Daniel Catalaa

Bechamel sauce


  • Butter, ??? amount
  • Cheese, melting type (e.g. Swiss), shredded, ??? amount
  • Cheese, parmesan, shredded, ??? amount
  • Flour, all purpose, ??? amount
  • Milk, whole, ??? amount
  • Pepper, ??? amount
  • Salt, ??? amount


  1. Place the milk in a medium size pot and start warming it up. You want to get it just below boiling, when a skin starts forming on the surface.
  2. While the milk is warming up, in another, larger, pot place the butter and melt it under a low flame.
  3. Once the butter is completely melted, sprinkle in the flour while stirring with a wooden spoon. As the flour absorbs the butter it will thicken into a paste and sometimes it comes together as a ball. This flour+melted butter mixuture is called a "roux".
  4. Gradually pour the almost boiling milk onto the roux. With a wire wisk work the milk into the roux forcing it to soften and become runny.
  5. While continuously mixing, bring the mixture to the boil, then lower the flame to a simmer.
  6. Continue mixing for 5 minutes, shut off the burner.
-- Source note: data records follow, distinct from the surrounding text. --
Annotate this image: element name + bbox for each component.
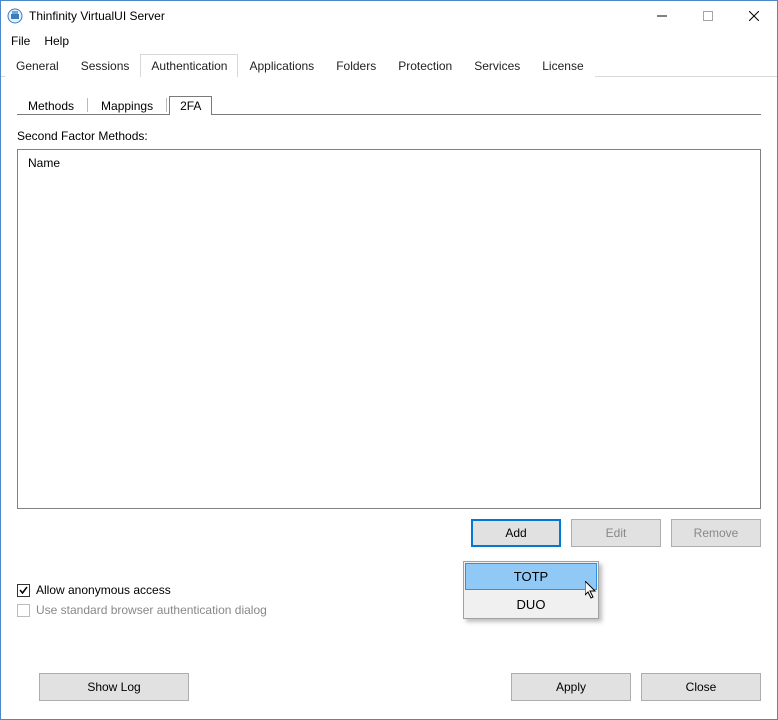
add-dropdown-menu: TOTP DUO [463, 561, 599, 619]
window-controls [639, 1, 777, 31]
tab-applications[interactable]: Applications [238, 54, 325, 77]
add-button[interactable]: Add [471, 519, 561, 547]
sub-tabstrip: Methods Mappings 2FA [17, 95, 761, 115]
dropdown-item-totp[interactable]: TOTP [465, 563, 597, 590]
close-window-button[interactable] [731, 1, 777, 31]
subtab-2fa[interactable]: 2FA [169, 96, 212, 115]
tab-sessions[interactable]: Sessions [70, 54, 141, 77]
show-log-button[interactable]: Show Log [39, 673, 189, 701]
section-label: Second Factor Methods: [17, 129, 761, 143]
allow-anonymous-label[interactable]: Allow anonymous access [36, 583, 171, 597]
dropdown-item-duo[interactable]: DUO [464, 591, 598, 618]
window-frame: Thinfinity VirtualUI Server File Help Ge… [0, 0, 778, 720]
standard-dialog-label: Use standard browser authentication dial… [36, 603, 267, 617]
remove-button: Remove [671, 519, 761, 547]
allow-anonymous-row: Allow anonymous access [17, 583, 761, 597]
footer: Show Log Apply Close [1, 669, 777, 719]
main-tabstrip: General Sessions Authentication Applicat… [1, 53, 777, 77]
tab-folders[interactable]: Folders [325, 54, 387, 77]
titlebar: Thinfinity VirtualUI Server [1, 1, 777, 31]
standard-dialog-row: Use standard browser authentication dial… [17, 603, 761, 617]
maximize-button [685, 1, 731, 31]
close-button[interactable]: Close [641, 673, 761, 701]
standard-dialog-checkbox [17, 604, 30, 617]
subtab-methods[interactable]: Methods [17, 96, 85, 115]
menubar: File Help [1, 31, 777, 51]
tab-services[interactable]: Services [463, 54, 531, 77]
edit-button: Edit [571, 519, 661, 547]
content-area: Methods Mappings 2FA Second Factor Metho… [1, 77, 777, 669]
tab-protection[interactable]: Protection [387, 54, 463, 77]
window-title: Thinfinity VirtualUI Server [29, 9, 639, 23]
tab-authentication[interactable]: Authentication [140, 54, 238, 77]
app-icon [7, 8, 23, 24]
column-header-name[interactable]: Name [18, 150, 760, 176]
second-factor-list[interactable]: Name [17, 149, 761, 509]
subtab-divider [87, 98, 88, 112]
menu-file[interactable]: File [5, 32, 36, 50]
subtab-divider [166, 98, 167, 112]
tab-general[interactable]: General [5, 54, 70, 77]
tab-license[interactable]: License [531, 54, 594, 77]
minimize-button[interactable] [639, 1, 685, 31]
menu-help[interactable]: Help [38, 32, 75, 50]
apply-button[interactable]: Apply [511, 673, 631, 701]
list-button-row: Add Edit Remove [17, 519, 761, 547]
allow-anonymous-checkbox[interactable] [17, 584, 30, 597]
subtab-mappings[interactable]: Mappings [90, 96, 164, 115]
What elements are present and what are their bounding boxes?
This additional cooking time removes the raw flour flavor and makes sure that all of the starch is released so that we end up with a thick sauce.
  7. Pour in the salt, pepper, and shredded cheese. Mix until melted then cover the pot with a lid and let sit for 10 minutes. The waiting time will ensure that the sauce comes together so that the starch has fully thickened everything and that the cheese is fully melted.